Pour reprendre les mots du Président de la République, les objectifs majeurs de ce texte sont, d'une part, de permettre aux acteurs de ces filières de « vivre du juste prix » et, d'autre part, de « permettre à chacune et à chacun d'avoir accès à une alimentation saine, durable, sûre ». Voilà pourquoi les travaux des états généraux de l'alimentation ont grandement inspiré ce projet de loi. Il y a lieu de se réjouir de cette concertation, car c'est ainsi que l'on favorise le développement durable et le progrès pour tous. La démocratie participative doit être renforcée dans la préparation de tous les textes de loi.

D'un point de vue économique, l'ambition de l'exécutif est de remédier à la dissymétrie entre la production, qui est très atomisée, et la distribution, qui s'avère concentrée. Il importe que les intérêts des producteurs soient davantage valorisés. En effet, la situation de la filière agricole est particulièrement fragile : en témoigne une dégradation importante des marges nettes. Ainsi n'est-il pas toujours possible de couvrir les coûts de production. À cela s'ajoutent les fluctuations des marchés, un endettement croissant et une période de crise économique.

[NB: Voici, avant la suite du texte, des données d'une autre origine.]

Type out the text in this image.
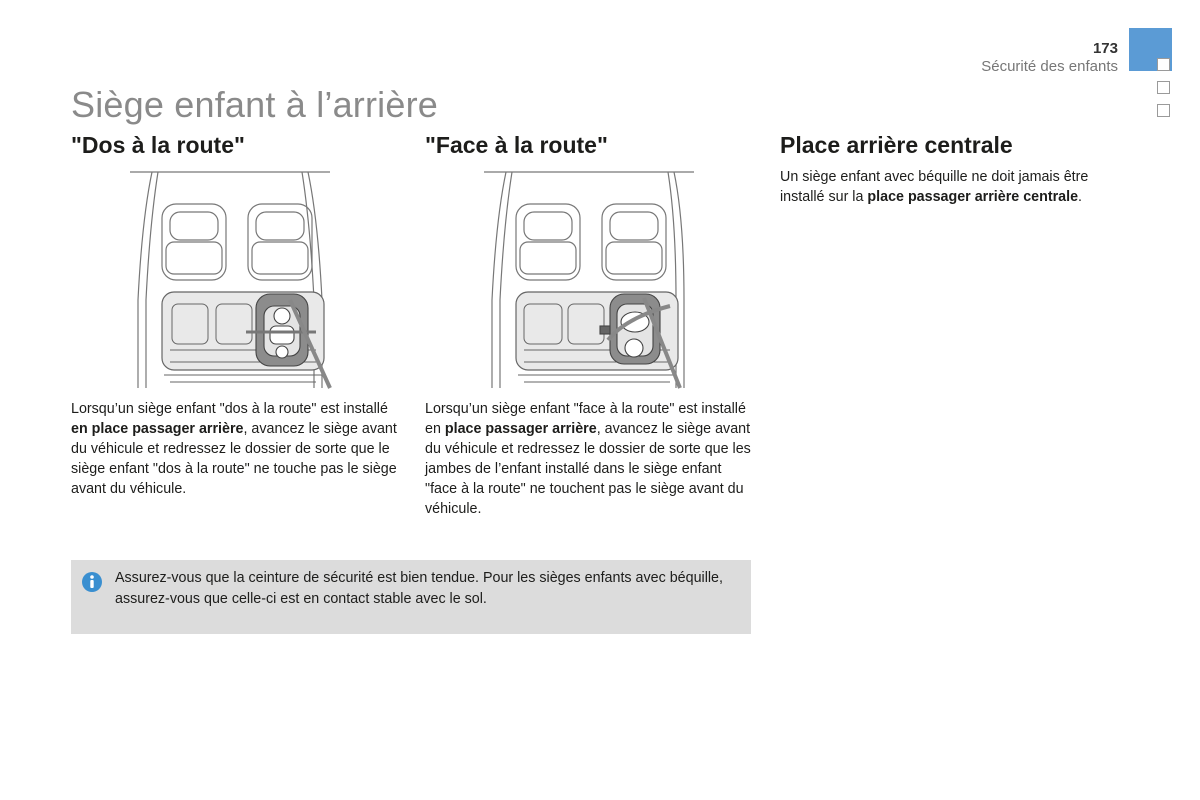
173
Sécurité des enfants
Siège enfant à l’arrière
"Dos à la route"
Lorsqu’un siège enfant "dos à la route" est installé en place passager arrière, avancez le siège avant du véhicule et redressez le dossier de sorte que le siège enfant "dos à la route" ne touche pas le siège avant du véhicule.
"Face à la route"
Lorsqu’un siège enfant "face à la route" est installé en place passager arrière, avancez le siège avant du véhicule et redressez le dossier de sorte que les jambes de l’enfant installé dans le siège enfant "face à la route" ne touchent pas le siège avant du véhicule.
Place arrière centrale
Un siège enfant avec béquille ne doit jamais être installé sur la place passager arrière centrale.
Assurez-vous que la ceinture de sécurité est bien tendue. Pour les sièges enfants avec béquille, assurez-vous que celle-ci est en contact stable avec le sol.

Il est heureux que le projet de loi soumis à notre Assemblée prenne la mesure de ces défis et s'efforce de compenser les déséquilibres. Cette prise de conscience est positive.

Parmi les avancées de ce texte, je tiens à mentionner le recours à une médiation plus efficace en cas de désaccord sur les contrats, le relèvement du seuil de revente à perte, l'encadrement des promotions, ainsi que l'amélioration de la lisibilité et de l'efficacité des règles applicables. Ce sont là des aspects positifs du projet de loi. Je salue également le fait que ce texte contribue à l'évolution profonde des systèmes agricoles vers davantage de qualité, de respect du bien-être animal et de l'environnement, ainsi que vers une alimentation plus saine.

Malheureusement, malgré ces apports, des défauts subsistent, à l'instar de l'étiquetage des modes de production pour les produits issus de l'élevage.

Puisque mon temps de parole est limité, je souhaite me concentrer plus particulièrement sur un point qui m'est cher : l'interdiction du glyphosate. J'ai déposé un amendement en ce sens. Ma proposition vise à inscrire dans la loi l'interdiction de l'utilisation du glyphosate, substance jugée comme cancérogène probable par l'Organisation mondiale de la santé. Je souhaite que le glyphosate soit prohibé lorsque des solutions alternatives existent, et ce dans un délai de trois ans, afin d'octroyer aux utilisateurs une période de transition.

Aujourd'hui, 8 000 requêtes judiciaires aux États-Unis concernent l'herbicide au glyphosate de Monsanto. L'entreprise a été condamnée en août dernier à verser 289 millions de dollars à un jardinier qui utilisait ce produit. En France aussi, des plaintes ont été déposées contre Monsanto et l'absence de prévention vis-à-vis du glyphosate. Les enjeux de santé publique liés à l'usage de ce produit doivent nous inciter à adopter dès à présent une meilleure réglementation.

Par ailleurs, des travaux pourront être menés sur les produits de substitution, en s'appuyant sur l'état des lieux dressé par l'Institut national de la recherche agronomique, dans son rapport de novembre 2017, intitulé Usages et alternatives au glyphosate dans l'agriculture française. Il ne faut pas laisser les agriculteurs sans solution pour opérer la transformation des systèmes agricoles nécessaire à la protection de l'environnement et de la santé des consommateurs français. J'en sais quelque chose car je suis originaire du Cantal, département qui compte de nombreux agriculteurs.

Je regrette également que ce texte ne traite pas la question plus globale de nos échanges agricoles avec les pays du bassin méditerranéen. Je voudrais citer mon ami, le regretté Cosimo Lacirignola, ancien secrétaire général du Centre international de hautes études agronomiques méditerranéennes qui soulignait une urgence : « lutter contre le triple gaspillage des ressources naturelles, de la nourriture et des connaissances ». Il faut que chaque région, territoire ou nation puisse accéder à la sécurité alimentaire. La France a un rôle important à jouer dans cette équation.

Je souhaite que cette nouvelle lecture du projet de loi soit l'occasion d'en pallier les carences, notamment en ce qui concerne l'interdiction du glyphosate.